We identified 190,500 colorectal cancer patients between 2010-2019 with confirmed CEA status. Among them, 97,212 (51%) had elevated CEA levels at diagnosis, and 92,288 (49%) had non-elevated CEA levels. Most cases were adenocarcinoma (97.3%), with 53.4% male and 46.6% female. On multivariate regression, Females had slightly higher odds of CEA positivity (OR 1.16, CI: 1.14, 1.18), and advanced age was associated with higher odds of CEA elevation (OR 1.8). High-grade tumors were more prevalent in patients with non-elevated CEA levels (72.7% vs. 60.3%, P < 0.001). The odds of CEA elevation were over 4 times higher in distant versus local disease (OR 4.56, CI: 4.37, 4.76). Ascending colon tumors exhibited lower odds of CEA elevation compared to descending colon tumors. In survival analysis, the crude risk of colon cancer-specific mortality for CEA elevation was 3.2 times higher than for non-elevated CEA, attenuated to 1.58 after adjusting for confounders. Interstingly, The impact of CEA elevation was more pronounced in early-stage (local) disease, with an HR of 1.95(CI 1.82, 2.09) compared to an adjusted HR of 1.38 for late-stage (distant) disease.

Conclusions

Elevated CEA levels at colorectal cancer diagnosis serve as a significant prognostic indicator independently associated with an increased risk of colon cancer-specific mortality, particularly impactful in early-stage disease.
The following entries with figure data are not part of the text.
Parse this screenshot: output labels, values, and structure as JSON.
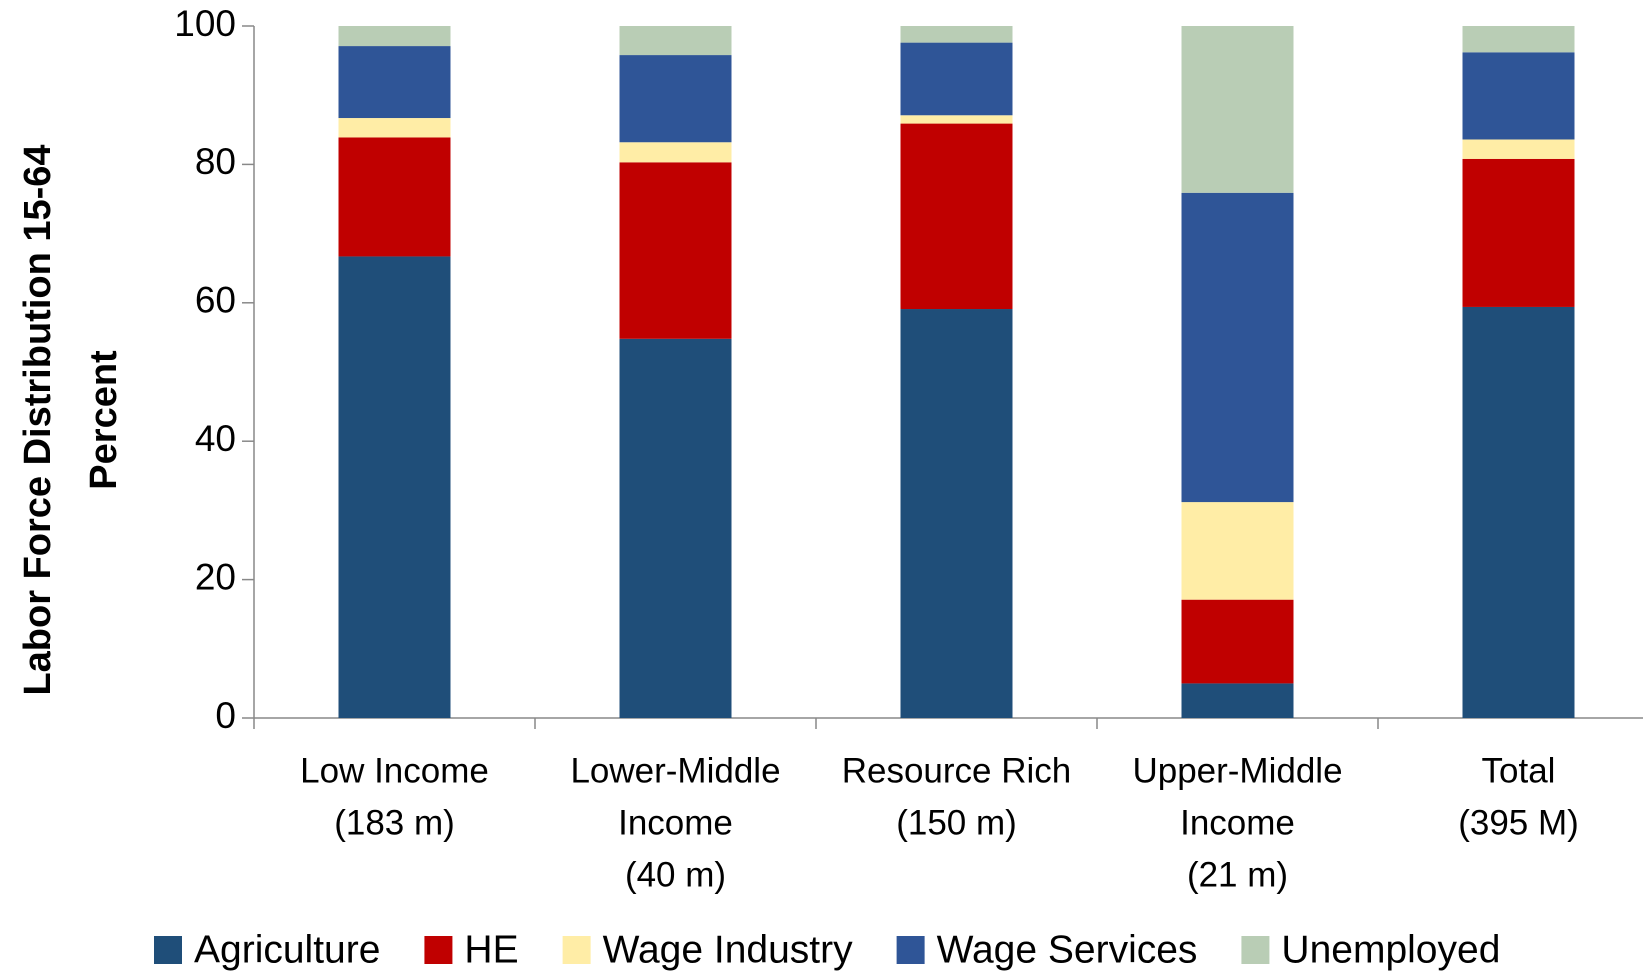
{
  "chart_data": {
    "type": "stacked_bar",
    "ylabel": [
      "Labor Force Distribution 15-64",
      "Percent"
    ],
    "categories": [
      [
        "Low Income",
        "(183 m)"
      ],
      [
        "Lower-Middle",
        "Income",
        "(40 m)"
      ],
      [
        "Resource Rich",
        "(150 m)"
      ],
      [
        "Upper-Middle",
        "Income",
        "(21 m)"
      ],
      [
        "Total",
        "(395 M)"
      ]
    ],
    "series": [
      {
        "name": "Agriculture",
        "color": "#1f4e79",
        "values": [
          66.7,
          54.8,
          59.1,
          5.0,
          59.4
        ]
      },
      {
        "name": "HE",
        "color": "#c00000",
        "values": [
          17.2,
          25.5,
          26.8,
          12.1,
          21.4
        ]
      },
      {
        "name": "Wage Industry",
        "color": "#ffeda6",
        "values": [
          2.8,
          2.9,
          1.2,
          14.1,
          2.8
        ]
      },
      {
        "name": "Wage Services",
        "color": "#2f5597",
        "values": [
          10.4,
          12.6,
          10.5,
          44.7,
          12.6
        ]
      },
      {
        "name": "Unemployed",
        "color": "#b9cdb5",
        "values": [
          2.9,
          4.2,
          2.4,
          24.1,
          3.8
        ]
      }
    ],
    "ylim": [
      0,
      100
    ],
    "yticks": [
      0,
      20,
      40,
      60,
      80,
      100
    ],
    "legend": "bottom"
  }
}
These insights highlight CEA's potential utility for risk stratification and treatment decision-making in colorectal cancer patients. Further investigation is needed to identify the underlying mechanisms driving CEA's prognostic significance, promising for unveiling novel biological pathways and refining tailored therapeutic approaches in this patient population.

Legal entity responsible for the study

The authors.

Funding

RP210130 from Cancer Prevention & Research Institute of Texas.

Disclosure

All authors have declared no conflicts of interest.